Combat and reconciliation

A Vietnam vet returns to heal old wounds

June 26, 2005

Black Virgin Mountain: A Return to Vietnam
By Larry Heinemann
Doubleday, 243 pp., illustrated, $22.95

Larry Heinemann, whose war novel ''Paco's Story" won a National Book Award in 1987, spent his combat tour in Vietnam mounted on an armored personnel carrier behind a .50-caliber machine gun. His 25th Infantry Division operated over terrain that concealed a vast and largely undetected Viet Cong tunnel complex near Cu Chi, today one of Vietnam's hottest tourist attractions. Heinemann has returned several times to Vietnam as a visiting writer. Most recently he rode the train south from Hanoi, indulging in the antics at Cu Chi, nursing a rush of anticipation as he neared Nui Ba Den, or Black Virgin Mountain, the immutable landmark of his former battleground, and title for this journal of postwar lamentations.

Certainly, ''Black Virgin Mountain" is no classic of travel literature. By his own admission, the author is an indifferent traveler, not much at ease beyond the streets of his native Chicago. And while Heinemann positions himself squarely in the antiwar camp since his return from war, his rants -- and the book offers many -- are not burdened by the consistency of a political line. The true subjects of ''Black Virgin Mountain" are neither period nor place, but class bias and soul baring. Heinemann's narrative scores a bitter dirge for working stiffs everywhere who feel they were bred for cannon fodder, and maps a soldier's heart for the wounds he carries long after his war has ended.

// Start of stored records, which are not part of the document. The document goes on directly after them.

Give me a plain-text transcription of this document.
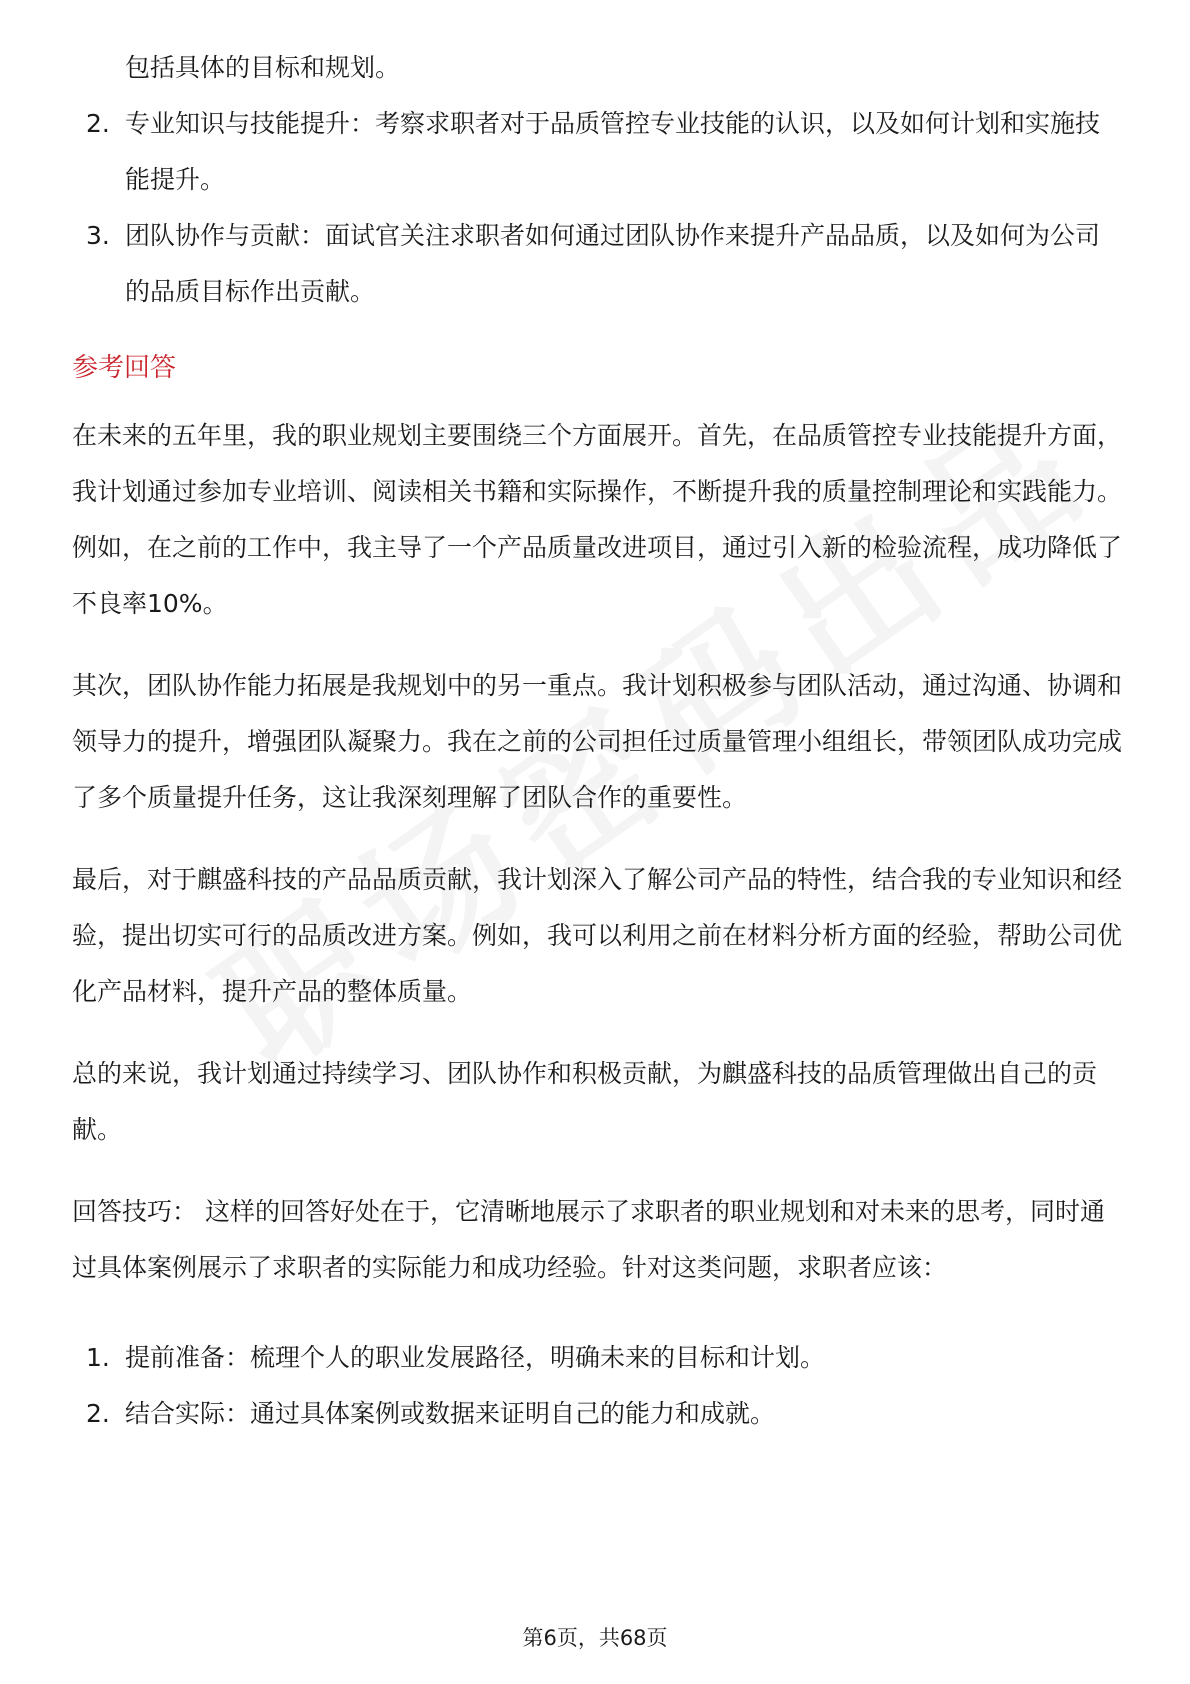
包括具体的目标和规划。
2. 专业知识与技能提升：考察求职者对于品质管控专业技能的认识，以及如何计划和实施技能提升。
3. 团队协作与贡献：面试官关注求职者如何通过团队协作来提升产品品质，以及如何为公司的品质目标作出贡献。
参考回答

在未来的五年里，我的职业规划主要围绕三个方面展开。首先，在品质管控专业技能提升方面，我计划通过参加专业培训、阅读相关书籍和实际操作，不断提升我的质量控制理论和实践能力。例如，在之前的工作中，我主导了一个产品质量改进项目，通过引入新的检验流程，成功降低了不良率10%。

其次，团队协作能力拓展是我规划中的另一重点。我计划积极参与团队活动，通过沟通、协调和领导力的提升，增强团队凝聚力。我在之前的公司担任过质量管理小组组长，带领团队成功完成了多个质量提升任务，这让我深刻理解了团队合作的重要性。

最后，对于麒盛科技的产品品质贡献，我计划深入了解公司产品的特性，结合我的专业知识和经验，提出切实可行的品质改进方案。例如，我可以利用之前在材料分析方面的经验，帮助公司优化产品材料，提升产品的整体质量。

总的来说，我计划通过持续学习、团队协作和积极贡献，为麒盛科技的品质管理做出自己的贡献。

回答技巧： 这样的回答好处在于，它清晰地展示了求职者的职业规划和对未来的思考，同时通过具体案例展示了求职者的实际能力和成功经验。针对这类问题，求职者应该：

1. 提前准备：梳理个人的职业发展路径，明确未来的目标和计划。
2. 结合实际：通过具体案例或数据来证明自己的能力和成就。
第6页，共68页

When draft notices arrived for Heinemann and his brother on the same spring day in 1966, there was no drama about the outcome. ''No one told us we could hightail it to Canada. . . . declare ourselves conscientious objectors." A healthy blue-collar prole with a ''straight-arrow upbringing" like theirs, he writes, either served or went to jail. Three Heinemann brothers would eventually go into the military, two to Vietnam. Among them only Larry remains. One brother was a postwar suicide; the other left his family never to be heard from again. Heinemann mines his text with enough dyspeptic comments to underscore just how upset he remains that working-class families like his were sacrificed in a draft suspiciously skewed toward social privilege (an iniquity that some believe remains unattended in today's all-volunteer force).